In some investigations it is not a foregone conclusion that there is any linear relationship between $X$ and $Y$. It then may be relevant to consider the possibility that any apparent trend in the data is illusory and reflects only sampling variability. In this situation it is natural to formulate the null hypothesis $$H_0: \mu_{Y|X}\text{ does not depend on }X.$$ Within the linear model, this hypothesis can be translated as $$H_0:\beta_1=0.$$ A $t$ test of $H_0$ is based on the test statistic $$T=\frac{b_1-0}{\mathrm{SE}_{b_1}}.$$ The null distribution of the test statistic is $t_{n-2}$. Specifically, $$T\overset{H_0}{\sim}t_{n-2}.$$ $H_0$ is rejected at the $\alpha$ level of significance if $$p\text{-value }=2\times P(t_{n-2}>T)<\alpha\mbox{ or }T>t_{n-2}(\alpha/2).$$

While the forms of the test statistic are quite different, testing $H_0: \beta_1=0$ is equivalent to testing $H_0: \rho=0$. Recall that a population correlation of zero indicates that there is no linear relationship between $X$ and $Y$. In this case, the slope that best summarizes "no linear relationship" is a slope of zero.

Note that $$b_1=r\frac{s_Y}{s_X},\quad r^2=1-\frac{\mathrm{SSE}}{(n-1)s_Y^2},\quad s_e=\sqrt{\frac{\mathrm{SSE}}{n-2}},\quad\mathrm{SE}_{b_1}=\frac{s_e}{s_X\sqrt{n-1}}.$$ One can verify that the test statistic for $H_0: \beta_1=0$ is equal to the test statistic for $H_0: \rho=0$, i.e., $$\frac{b_1-0}{\mathrm{SE}_{b_1}}=r\sqrt{\frac{n-2}{1-r^2}}.$$

For the snake data, we found that $b_1=7.19, \mathrm{SE}_{b_1}=0.9531$. The test statistic is $$T=\frac{7.19-0}{0.9531}=7.54.$$ There are $n=9$ observations; we refer to $t$ Table with $\mathrm{df}=9-2=7$, and obtain $t_7(0.0005)=5.408$. Thus, we find that $p$-value $<0.001$ and we reject $H_0$. The data provide sufficient (and very strong) evidence to conclude that the true slope of the regression of snake body weight on body length in this population is nonzero.

Note that the test on $\beta_1$ does not ask whether the relationship between $\mu_{Y|X}$ and $X$ is linear.

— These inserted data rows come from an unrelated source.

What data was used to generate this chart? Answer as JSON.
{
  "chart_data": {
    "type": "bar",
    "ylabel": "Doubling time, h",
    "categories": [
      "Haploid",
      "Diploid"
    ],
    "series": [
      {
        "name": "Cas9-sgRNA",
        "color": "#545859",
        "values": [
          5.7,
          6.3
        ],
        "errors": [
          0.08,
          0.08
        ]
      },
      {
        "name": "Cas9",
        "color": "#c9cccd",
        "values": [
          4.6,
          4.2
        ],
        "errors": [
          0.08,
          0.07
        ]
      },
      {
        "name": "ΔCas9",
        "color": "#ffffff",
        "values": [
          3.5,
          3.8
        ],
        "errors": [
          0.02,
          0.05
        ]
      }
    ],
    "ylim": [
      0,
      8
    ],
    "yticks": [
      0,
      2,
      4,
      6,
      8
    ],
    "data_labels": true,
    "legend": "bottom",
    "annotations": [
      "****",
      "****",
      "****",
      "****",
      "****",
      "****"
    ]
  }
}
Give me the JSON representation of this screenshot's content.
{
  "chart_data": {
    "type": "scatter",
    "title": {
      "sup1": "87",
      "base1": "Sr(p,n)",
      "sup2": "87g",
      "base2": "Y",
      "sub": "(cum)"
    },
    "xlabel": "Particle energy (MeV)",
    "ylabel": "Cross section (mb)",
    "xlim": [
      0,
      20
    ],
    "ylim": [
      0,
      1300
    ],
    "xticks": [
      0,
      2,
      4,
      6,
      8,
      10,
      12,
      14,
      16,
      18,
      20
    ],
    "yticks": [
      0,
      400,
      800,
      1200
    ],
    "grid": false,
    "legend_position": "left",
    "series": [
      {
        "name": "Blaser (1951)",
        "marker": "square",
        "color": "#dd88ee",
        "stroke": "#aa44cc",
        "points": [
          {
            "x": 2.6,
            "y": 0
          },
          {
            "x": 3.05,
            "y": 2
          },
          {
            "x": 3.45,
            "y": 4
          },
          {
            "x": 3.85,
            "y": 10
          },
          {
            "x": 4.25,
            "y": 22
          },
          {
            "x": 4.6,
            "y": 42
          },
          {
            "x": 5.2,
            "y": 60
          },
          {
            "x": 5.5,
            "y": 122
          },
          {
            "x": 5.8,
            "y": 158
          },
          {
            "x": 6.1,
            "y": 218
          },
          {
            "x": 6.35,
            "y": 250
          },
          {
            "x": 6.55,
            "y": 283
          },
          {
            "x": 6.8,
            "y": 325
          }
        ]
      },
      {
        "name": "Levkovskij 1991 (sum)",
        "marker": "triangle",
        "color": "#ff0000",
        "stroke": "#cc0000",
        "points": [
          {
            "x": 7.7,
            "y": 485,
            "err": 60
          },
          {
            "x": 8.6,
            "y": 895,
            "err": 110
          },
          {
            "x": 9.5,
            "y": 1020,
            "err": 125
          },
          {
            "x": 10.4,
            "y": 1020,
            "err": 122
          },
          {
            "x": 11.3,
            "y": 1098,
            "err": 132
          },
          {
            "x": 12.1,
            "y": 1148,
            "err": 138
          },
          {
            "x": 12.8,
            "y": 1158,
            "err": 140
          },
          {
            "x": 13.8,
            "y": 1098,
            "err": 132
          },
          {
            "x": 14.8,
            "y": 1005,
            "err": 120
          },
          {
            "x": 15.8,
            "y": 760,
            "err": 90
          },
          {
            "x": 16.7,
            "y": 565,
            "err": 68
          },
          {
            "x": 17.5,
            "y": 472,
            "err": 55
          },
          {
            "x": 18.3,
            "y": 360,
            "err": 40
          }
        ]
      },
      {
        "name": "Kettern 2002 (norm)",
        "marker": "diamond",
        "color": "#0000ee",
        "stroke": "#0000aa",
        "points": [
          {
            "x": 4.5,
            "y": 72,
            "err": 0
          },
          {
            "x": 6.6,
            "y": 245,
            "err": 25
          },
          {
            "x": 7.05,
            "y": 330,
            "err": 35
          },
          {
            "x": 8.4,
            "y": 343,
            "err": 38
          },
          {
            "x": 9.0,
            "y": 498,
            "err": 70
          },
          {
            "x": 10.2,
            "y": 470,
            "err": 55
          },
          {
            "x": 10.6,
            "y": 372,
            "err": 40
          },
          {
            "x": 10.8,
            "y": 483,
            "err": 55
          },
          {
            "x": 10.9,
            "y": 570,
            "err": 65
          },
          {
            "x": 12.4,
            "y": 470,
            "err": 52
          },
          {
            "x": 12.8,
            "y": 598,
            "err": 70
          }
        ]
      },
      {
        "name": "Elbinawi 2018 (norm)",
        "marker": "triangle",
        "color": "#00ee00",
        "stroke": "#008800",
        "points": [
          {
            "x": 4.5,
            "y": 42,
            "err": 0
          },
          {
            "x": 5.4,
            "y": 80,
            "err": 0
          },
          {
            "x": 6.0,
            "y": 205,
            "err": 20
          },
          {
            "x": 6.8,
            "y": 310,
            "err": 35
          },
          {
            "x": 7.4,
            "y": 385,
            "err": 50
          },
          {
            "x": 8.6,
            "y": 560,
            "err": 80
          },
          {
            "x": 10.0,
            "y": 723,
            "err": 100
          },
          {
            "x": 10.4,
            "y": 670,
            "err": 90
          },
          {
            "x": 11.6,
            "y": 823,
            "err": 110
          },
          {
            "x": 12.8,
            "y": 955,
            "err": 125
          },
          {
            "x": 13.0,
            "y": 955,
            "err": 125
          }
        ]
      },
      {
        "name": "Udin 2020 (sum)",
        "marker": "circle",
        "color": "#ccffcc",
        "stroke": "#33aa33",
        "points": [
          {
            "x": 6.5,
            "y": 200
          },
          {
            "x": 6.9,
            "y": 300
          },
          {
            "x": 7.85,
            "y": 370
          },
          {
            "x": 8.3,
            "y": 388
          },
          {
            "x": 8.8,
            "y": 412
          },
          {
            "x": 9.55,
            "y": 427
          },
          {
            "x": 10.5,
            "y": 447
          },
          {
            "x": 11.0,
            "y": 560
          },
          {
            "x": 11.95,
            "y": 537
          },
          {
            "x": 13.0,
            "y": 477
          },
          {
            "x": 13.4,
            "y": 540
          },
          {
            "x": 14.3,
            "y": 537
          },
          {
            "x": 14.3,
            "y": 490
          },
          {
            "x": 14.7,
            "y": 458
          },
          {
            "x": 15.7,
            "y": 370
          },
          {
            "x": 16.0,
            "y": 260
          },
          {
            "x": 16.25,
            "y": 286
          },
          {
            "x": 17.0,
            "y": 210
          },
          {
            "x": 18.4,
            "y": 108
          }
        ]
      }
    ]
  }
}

Rather, the test asks whether, assuming that the linear model holds, we can conclude that the slope is nonzero. It is therefore necessary to be careful in phrasing the conclusion from this test. For instance, the statement "There is a significant linear trend" could easily be misunderstood.

Conditions for inference¶

The quantities $b_0, b_1, s_e$, and $r$ can be used to describe a scatterplot that shows a linear trend. However, statistical inference based on these quantities depends on certain conditions concerning the design of the study, the parameters, and the conditional population distributions.

  • Design conditions.
    • Random subsampling model: For each observed $X$, the corresponding observed $Y$ is viewed as randomly chosen from the conditional population distribution of $Y$ values for that $X$.
  • Conditions concerning parameters. The linear model states that
    • $\mu_{Y|X}=\beta_0+\beta_1X$.
    • $\sigma_{\varepsilon}$ does not depend on $X$.
  • Condition concerning population distributions.
    • The confidence interval and $t$ test are based on the conditional population distribution of $Y$ for each fixed $X$ having a normal distribution.